Worse, U.S. domestic politics have taken a decisive turn against Russia, in large part because of the country’s covert support for Trump in the 2016 election. Democrats hate Russia because they blame it for Trump’s election; Republicans hate Russia because they always have; the State Department hates Russia because it mistreats U.S. diplomats and breaks agreements; and the Defense Department hates Russia because it’s a peer competitor. Trump’s own advisors hate Russia because they all come from one of those communities. At this point, Trump is very nearly Russia’s last friend in Washington. The fact that he is president of the United States is some compensation—but not as much as one might think.

In this sense, the Helsinki summit was an effort to explore how useful Trump can be to Russia. As my European Council on Foreign Relations colleague Kadri Liik noted, Moscow’s agenda for the summit was not so much to produce any specific deliverable but rather to help Trump get out from under the Russia meddling scandal and facilitate the acceptance of Trump’s approach to Russia among the Republican establishment. Only once Trump could bring along at least a portion of the U.S. establishment could they make any progress on issues such as Syria, Ukraine, and sanctions that matter to the Russian government.

This goal required Trump to demonstrate that he could simultaneously protect U.S. interests even while working with Putin and Russia. By instead appearing as Putin’s poodle, Trump undermined that goal. As the Russian state TV host Olga Skabeeva put it, “When Trump says our relations are bad because of American foolishness and stupidity, he really smells like an agent of the Kremlin.” If they can smell it even in Moscow, it must reek in Washington.
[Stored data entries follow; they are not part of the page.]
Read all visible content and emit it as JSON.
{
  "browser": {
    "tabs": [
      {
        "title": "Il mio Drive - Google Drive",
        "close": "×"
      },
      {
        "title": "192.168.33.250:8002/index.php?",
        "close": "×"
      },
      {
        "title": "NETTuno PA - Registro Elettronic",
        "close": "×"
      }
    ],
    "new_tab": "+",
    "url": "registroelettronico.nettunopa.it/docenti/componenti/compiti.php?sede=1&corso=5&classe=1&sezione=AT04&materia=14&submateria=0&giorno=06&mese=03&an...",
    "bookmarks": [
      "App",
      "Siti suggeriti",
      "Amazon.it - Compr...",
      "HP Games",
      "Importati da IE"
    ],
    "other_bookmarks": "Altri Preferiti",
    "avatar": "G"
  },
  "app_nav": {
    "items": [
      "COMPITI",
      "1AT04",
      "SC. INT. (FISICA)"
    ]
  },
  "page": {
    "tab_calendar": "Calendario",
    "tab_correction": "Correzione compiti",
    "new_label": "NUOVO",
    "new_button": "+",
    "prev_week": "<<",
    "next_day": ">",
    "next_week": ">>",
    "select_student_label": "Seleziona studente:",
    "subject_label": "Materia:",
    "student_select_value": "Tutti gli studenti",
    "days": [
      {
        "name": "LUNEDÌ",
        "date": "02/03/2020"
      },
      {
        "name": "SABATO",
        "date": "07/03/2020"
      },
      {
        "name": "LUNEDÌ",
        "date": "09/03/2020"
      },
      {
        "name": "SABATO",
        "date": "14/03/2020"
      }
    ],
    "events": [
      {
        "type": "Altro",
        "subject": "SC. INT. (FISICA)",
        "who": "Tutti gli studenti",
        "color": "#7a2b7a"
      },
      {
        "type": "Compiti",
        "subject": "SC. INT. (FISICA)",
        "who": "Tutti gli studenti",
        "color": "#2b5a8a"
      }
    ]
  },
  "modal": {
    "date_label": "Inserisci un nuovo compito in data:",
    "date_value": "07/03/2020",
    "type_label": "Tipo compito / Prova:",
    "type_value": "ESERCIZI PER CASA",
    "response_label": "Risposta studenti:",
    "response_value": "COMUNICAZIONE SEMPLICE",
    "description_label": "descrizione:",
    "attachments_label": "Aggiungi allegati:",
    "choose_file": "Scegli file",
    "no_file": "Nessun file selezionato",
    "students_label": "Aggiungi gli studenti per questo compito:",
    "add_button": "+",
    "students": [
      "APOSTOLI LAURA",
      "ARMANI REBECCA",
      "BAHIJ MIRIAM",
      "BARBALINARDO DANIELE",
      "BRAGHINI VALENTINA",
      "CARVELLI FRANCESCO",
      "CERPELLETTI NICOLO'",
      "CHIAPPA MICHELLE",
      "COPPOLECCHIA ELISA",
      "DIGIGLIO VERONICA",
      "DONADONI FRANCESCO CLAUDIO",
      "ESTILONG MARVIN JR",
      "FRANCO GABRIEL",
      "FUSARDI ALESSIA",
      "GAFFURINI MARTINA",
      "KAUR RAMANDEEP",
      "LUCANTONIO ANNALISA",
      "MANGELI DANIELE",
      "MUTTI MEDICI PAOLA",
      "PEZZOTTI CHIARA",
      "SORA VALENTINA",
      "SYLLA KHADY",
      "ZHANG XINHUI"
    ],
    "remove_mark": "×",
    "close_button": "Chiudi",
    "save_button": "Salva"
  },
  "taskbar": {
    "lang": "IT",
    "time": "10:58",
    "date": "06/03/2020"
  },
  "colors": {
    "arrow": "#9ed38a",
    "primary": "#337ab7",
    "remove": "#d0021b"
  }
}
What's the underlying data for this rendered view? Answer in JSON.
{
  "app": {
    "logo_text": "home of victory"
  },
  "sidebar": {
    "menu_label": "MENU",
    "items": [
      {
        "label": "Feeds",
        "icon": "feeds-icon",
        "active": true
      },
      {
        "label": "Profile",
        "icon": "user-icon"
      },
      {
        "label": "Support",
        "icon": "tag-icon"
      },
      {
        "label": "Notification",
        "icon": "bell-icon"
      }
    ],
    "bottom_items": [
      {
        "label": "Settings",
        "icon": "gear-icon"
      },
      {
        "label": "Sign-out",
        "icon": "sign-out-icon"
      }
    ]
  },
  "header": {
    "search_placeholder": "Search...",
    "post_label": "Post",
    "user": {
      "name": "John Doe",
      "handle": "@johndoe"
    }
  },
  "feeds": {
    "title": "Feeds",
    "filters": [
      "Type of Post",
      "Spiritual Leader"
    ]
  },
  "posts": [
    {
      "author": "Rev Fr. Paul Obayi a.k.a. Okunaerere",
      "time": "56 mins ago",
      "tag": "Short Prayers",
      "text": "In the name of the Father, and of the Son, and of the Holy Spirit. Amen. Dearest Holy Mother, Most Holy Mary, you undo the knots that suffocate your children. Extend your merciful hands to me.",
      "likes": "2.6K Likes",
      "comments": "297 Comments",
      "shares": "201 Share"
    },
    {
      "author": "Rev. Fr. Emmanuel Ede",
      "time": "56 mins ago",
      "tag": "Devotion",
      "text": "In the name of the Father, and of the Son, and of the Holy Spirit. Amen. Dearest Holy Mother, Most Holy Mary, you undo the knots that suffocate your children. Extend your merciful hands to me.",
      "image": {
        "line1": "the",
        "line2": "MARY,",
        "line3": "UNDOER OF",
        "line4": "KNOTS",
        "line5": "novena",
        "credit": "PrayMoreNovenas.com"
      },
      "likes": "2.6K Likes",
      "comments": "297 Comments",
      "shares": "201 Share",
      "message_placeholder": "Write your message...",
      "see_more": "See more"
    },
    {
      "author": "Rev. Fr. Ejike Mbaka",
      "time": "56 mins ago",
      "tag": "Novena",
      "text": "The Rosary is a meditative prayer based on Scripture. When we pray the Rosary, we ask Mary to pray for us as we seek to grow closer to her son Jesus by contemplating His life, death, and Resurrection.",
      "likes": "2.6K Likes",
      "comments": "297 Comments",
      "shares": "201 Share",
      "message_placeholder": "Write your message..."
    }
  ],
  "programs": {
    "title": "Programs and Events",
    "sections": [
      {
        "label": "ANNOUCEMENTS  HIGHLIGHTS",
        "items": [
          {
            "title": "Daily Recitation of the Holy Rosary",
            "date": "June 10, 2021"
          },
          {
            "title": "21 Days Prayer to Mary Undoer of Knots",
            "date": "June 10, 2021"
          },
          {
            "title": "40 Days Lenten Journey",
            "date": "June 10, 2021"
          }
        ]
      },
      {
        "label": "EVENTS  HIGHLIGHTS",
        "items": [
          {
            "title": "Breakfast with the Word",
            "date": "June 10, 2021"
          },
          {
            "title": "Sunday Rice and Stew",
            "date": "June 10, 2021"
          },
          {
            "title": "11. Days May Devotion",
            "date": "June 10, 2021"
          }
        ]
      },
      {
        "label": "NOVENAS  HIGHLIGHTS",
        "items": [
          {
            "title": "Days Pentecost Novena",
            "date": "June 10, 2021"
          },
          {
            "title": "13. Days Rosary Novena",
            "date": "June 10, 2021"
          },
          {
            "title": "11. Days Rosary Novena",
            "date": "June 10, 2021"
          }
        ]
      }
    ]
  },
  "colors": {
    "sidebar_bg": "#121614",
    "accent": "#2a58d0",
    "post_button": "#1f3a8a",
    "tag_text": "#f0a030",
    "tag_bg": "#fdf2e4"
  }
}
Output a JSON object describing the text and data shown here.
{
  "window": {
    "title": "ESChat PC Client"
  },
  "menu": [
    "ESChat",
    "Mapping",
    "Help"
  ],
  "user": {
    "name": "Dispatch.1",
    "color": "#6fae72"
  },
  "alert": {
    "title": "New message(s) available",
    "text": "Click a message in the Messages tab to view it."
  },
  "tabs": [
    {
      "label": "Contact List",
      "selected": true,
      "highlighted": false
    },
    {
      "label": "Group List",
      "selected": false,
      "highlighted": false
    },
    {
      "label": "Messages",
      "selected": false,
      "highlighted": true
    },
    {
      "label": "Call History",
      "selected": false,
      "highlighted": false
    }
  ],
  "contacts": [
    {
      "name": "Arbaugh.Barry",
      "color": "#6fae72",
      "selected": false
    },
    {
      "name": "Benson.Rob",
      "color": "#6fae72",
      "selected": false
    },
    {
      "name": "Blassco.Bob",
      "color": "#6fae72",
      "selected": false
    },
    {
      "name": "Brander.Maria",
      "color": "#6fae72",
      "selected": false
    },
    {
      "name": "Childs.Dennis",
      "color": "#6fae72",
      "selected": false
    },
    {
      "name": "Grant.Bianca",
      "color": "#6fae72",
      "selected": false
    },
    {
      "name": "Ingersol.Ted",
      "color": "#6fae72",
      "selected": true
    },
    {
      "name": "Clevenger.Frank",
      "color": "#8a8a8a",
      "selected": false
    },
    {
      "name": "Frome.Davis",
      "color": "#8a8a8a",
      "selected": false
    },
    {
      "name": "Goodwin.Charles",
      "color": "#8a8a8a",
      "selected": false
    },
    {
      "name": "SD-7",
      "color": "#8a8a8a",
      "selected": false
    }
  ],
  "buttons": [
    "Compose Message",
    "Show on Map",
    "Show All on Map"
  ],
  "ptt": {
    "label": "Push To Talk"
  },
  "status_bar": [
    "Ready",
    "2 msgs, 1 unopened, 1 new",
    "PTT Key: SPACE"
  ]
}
At the Helsinki press conference, one could almost see the moment that Putin realized that Trump had gone too far and that it would blow back against Russia in U.S. domestic politics. At the very end, after Trump had failed to even mention America’s opposition to Russia’s annexation of Crimea, Putin felt the need to spell out Trump’s position for him: “The posture of President Trump on Crimea is well known, and he stands firmly by it. He continues to maintain that it was illegal to annex it.” Even after Putin’s helpful prompt, Trump failed to step up and condemn the annexation, instead choosing to use his final intervention to once again bash the FBI. From the standpoint of the operative in the Kremlin, this episode neatly encapsulates the difference between a useful idiot and just an idiot.

Cold comfort

No one in the West should take comfort in Putin’s Trump problem. Even if the Helsinki summit did not go precisely according to the Russian script, it still demonstrated that the U.S. president does not support the NATO alliance or his own intelligence community in disputes with Russia. This undermines Western unity and fosters incoherence in U.S. policy, even if it also reinforces anti-Russian narratives in the West. The result, from a Russian standpoint, is a more hostile but also more ineffective adversary. The structuralist in Putin probably always saw limits in how effective Trump could be against America’s deep state anyway. An image from the summit of Western disarray and Russian confidence is a pretty good second-best outcome.

But forget the U.S.-Russian horse race. The greater tragedy is that worsening relations between Russia and the West won’t help Putin, Trump, or the world. As Trump emphasized, U.S.-Russian enmity is a threat to the world. It is in everyone’s interest for the leaders of the two countries to talk and make hard compromises. To do this, a U.S. president needs to both convince America that he will protect U.S. interests and convince the Russian president that he can get the country to accept certain concessions. It is always hard to reconcile these two competing goals. Impressively, Trump is failing at both.